Nakamba speaks out


NETHERLANDS-BASED Zimbabwean midfielder Marvellous Nakamba opened his heart in an interview with our sister paper NewsDay Sport yesterday and spoke about the highs and lows of life as a professional footballer.


The 20-year-old — who plays for Dutch top-flight side Vitesse, having started off at Bantu Rovers in 2010 as a raw 16-year-old before moving to France where he joined Nancy — has received a call-up to the national team as the Zimbabwe Under-23 team prepares for a friendly match against Morocco in Marrakech next week.

Nakamba, who played for Zimbabwe Under-20 in 2012, expressed his delight to be called up to the national team ahead of the 2015 African Championships qualifiers, which will serve as Olympic qualifiers, as well as the All-Africa Games qualifiers.

Speaking from his base in Netherlands, Nakamba said: “I am happy to be called up to the national team.
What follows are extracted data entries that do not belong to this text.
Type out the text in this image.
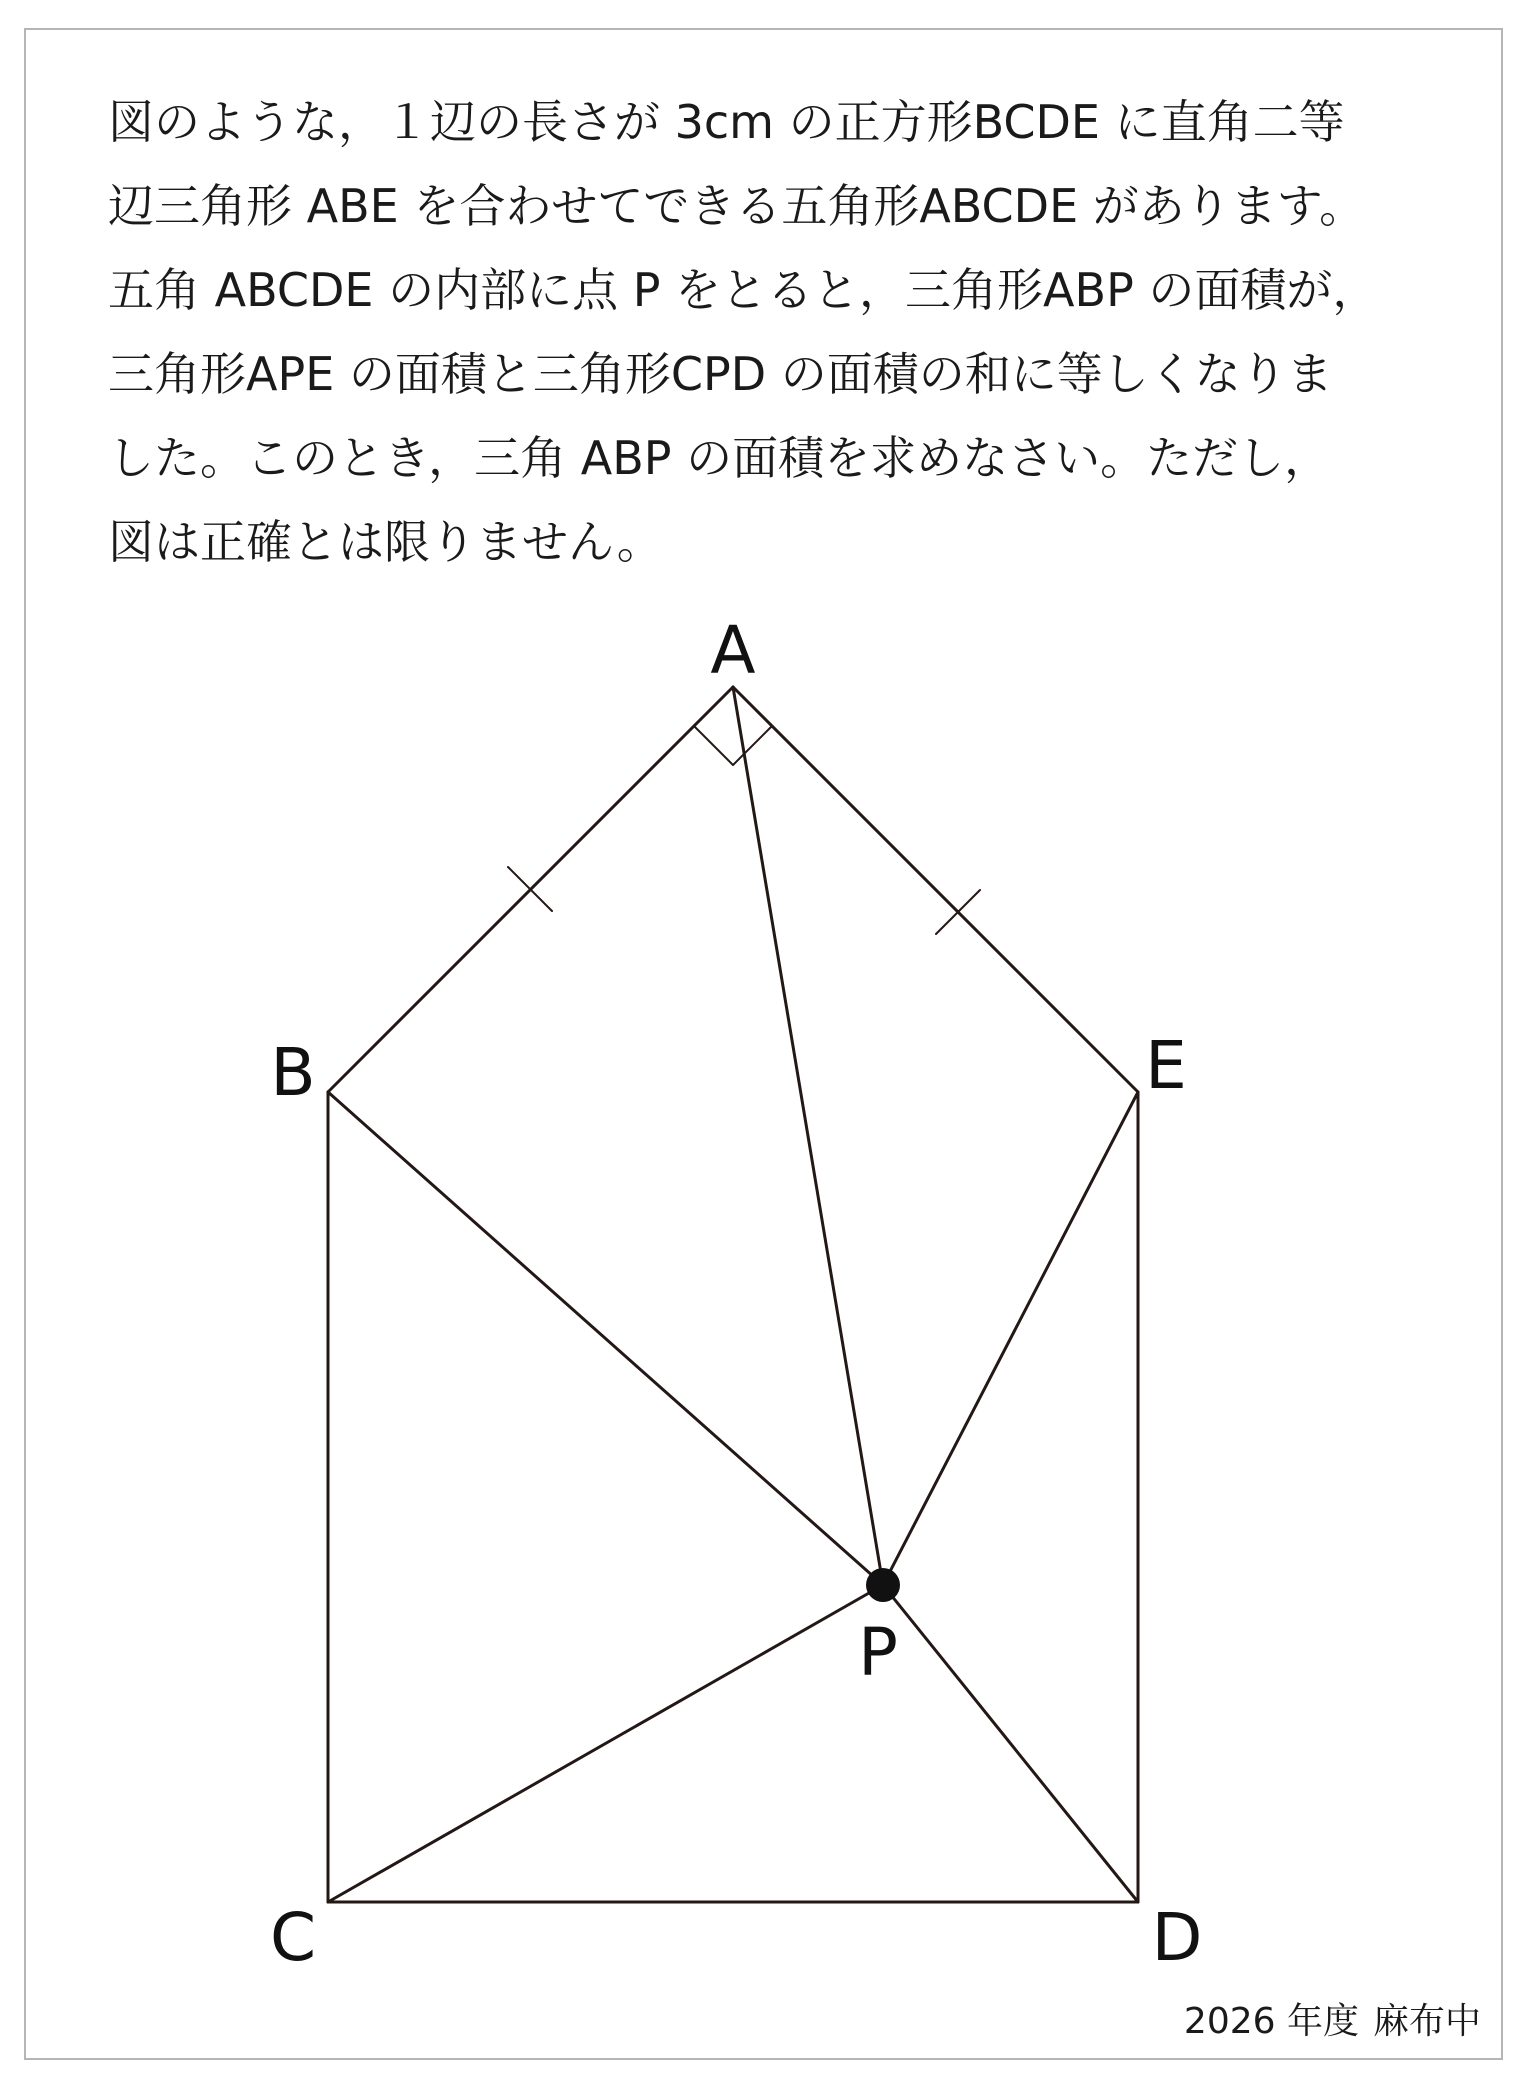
図のような，１辺の長さが 3cm の正方形BCDE に直角二等
辺三角形 ABE を合わせてできる五角形ABCDE があります。
五角 ABCDE の内部に点 P をとると，三角形ABP の面積が，
三角形APE の面積と三角形CPD の面積の和に等しくなりま
した。このとき，三角 ABP の面積を求めなさい。ただし，
図は正確とは限りません。
A
B
C	D
E
P
2026 年度 麻布中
I have represented the country before, but now I am a fully fledged professional and hope to do my best for my country.

“I have to show that my game has improved since I left Zimbabwe when I was still 16 years old when I was at Bantu. I was under pressure then, but now I have graduated into a professional footballer,” said Nakamba.

He said he has confidence Zimbabwe would qualify for the 2016 Olympics in Brazil.
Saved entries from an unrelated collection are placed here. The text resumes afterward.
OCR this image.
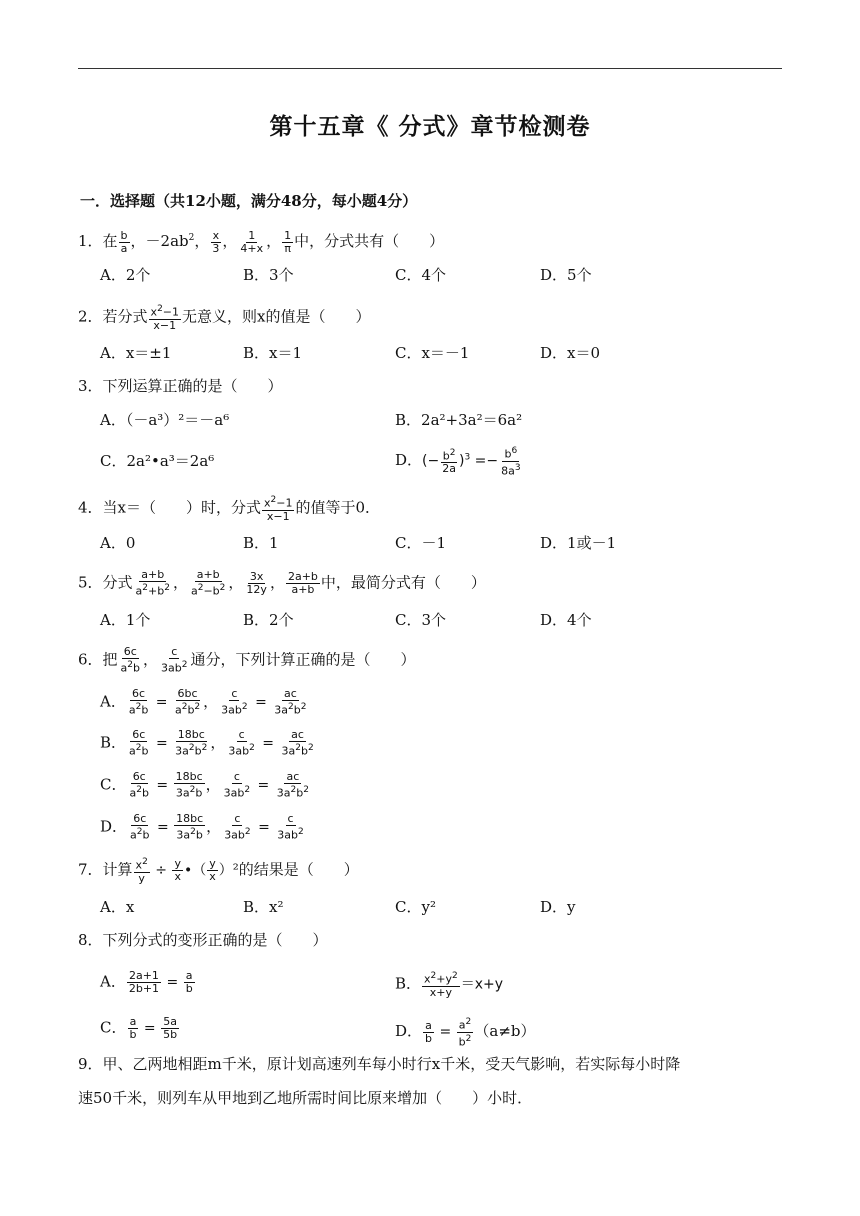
第十五章《 分式》章节检测卷
一．选择题（共12小题，满分48分，每小题4分）
1．在 $\frac{b}{a}$ ，$-2ab^2$， $\frac{x}{3}$ ， $\frac{1}{4+x}$ ， $\frac{1}{\pi}$ 中，分式共有（　　）
A．2个	B．3个	C．4个	D．5个
2．若分式 $\frac{x^2-1}{x-1}$ 无意义，则x的值是（　　）
A．x＝±1	B．x＝1	C．x＝－1	D．x＝0
3．下列运算正确的是（　　）
A．（－a³）²＝－a⁶	B．2a²+3a²＝6a²
C．2a²•a³＝2a⁶	D．(− $\frac{b^2}{2a} )^3 =- \frac{b^6}{8a^3}$
4．当x＝（　　）时，分式 $\frac{x^2-1}{x-1}$ 的值等于0．
A．0	B．1	C．－1	D．1或－1
5．分式 $\frac{a+b}{a^2+b^2}$ ， $\frac{a+b}{a^2-b^2}$ ， $\frac{3x}{12y}$ ， $\frac{2a+b}{a+b}$ 中，最简分式有（　　）
A．1个	B．2个	C．3个	D．4个
6．把 $\frac{6c}{a^2b}$ ， $\frac{c}{3ab^2}$ 通分，下列计算正确的是（　　）
A． $\frac{6c}{a^2b} = \frac{6bc}{a^2b^2}$ ， $\frac{c}{3ab^2} = \frac{ac}{3a^2b^2}$
B． $\frac{6c}{a^2b} = \frac{18bc}{3a^2b^2}$ ， $\frac{c}{3ab^2} = \frac{ac}{3a^2b^2}$
C． $\frac{6c}{a^2b} = \frac{18bc}{3a^2b}$ ， $\frac{c}{3ab^2} = \frac{ac}{3a^2b^2}$
D． $\frac{6c}{a^2b} = \frac{18bc}{3a^2b}$ ， $\frac{c}{3ab^2} = \frac{c}{3ab^2}$
7．计算 $\frac{x^2}{y} \div \frac{y}{x}$ •（ $\frac{y}{x} )^2$的结果是（　　）
A．x	B．x²	C．y²	D．y
8．下列分式的变形正确的是（　　）
A． $\frac{2a+1}{2b+1} = \frac{a}{b}$	B． $\frac{x^2+y^2}{x+y} =x+y$
C． $\frac{a}{b} = \frac{5a}{5b}$	D． $\frac{a}{b} = \frac{a^2}{b^2} (a\ne b)$
9．甲、乙两地相距m千米，原计划高速列车每小时行x千米，受天气影响，若实际每小时降
速50千米，则列车从甲地到乙地所需时间比原来增加（　　）小时．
“I believe so because there is quality in the team. I think we can qualify for Brazil,” said Nakamba.

He also spoke about the challenges he is facing at the Dutch club where he has made just one appearance coming on as a second-half substitute since joining in July this season on a four-year deal.

“There is stiff competition in the team and I have played just one match,” he said. “It’s not easy to break into the starting team here. You know its difficult joining a club in a new country.

“Things like language and all that affects you and you take time to adjust. I have been here for three months, but I haven’t settled yet. I am still adjusting to life here. I am working hard at training. I have played just one game as a substitute, but I know I will eventually break through,” said Nakamba.

He revealed that it was difficult to draw a line between his former French club Nancy and Vitesse in terms of their training methods.

“Their training methods are almost the same. It’s difficult to draw a line you know in Europe, the approach is basically the same. Maybe the difference I have noticed is that in France the game is robust and highly physical, but here the emphasis is on technique.”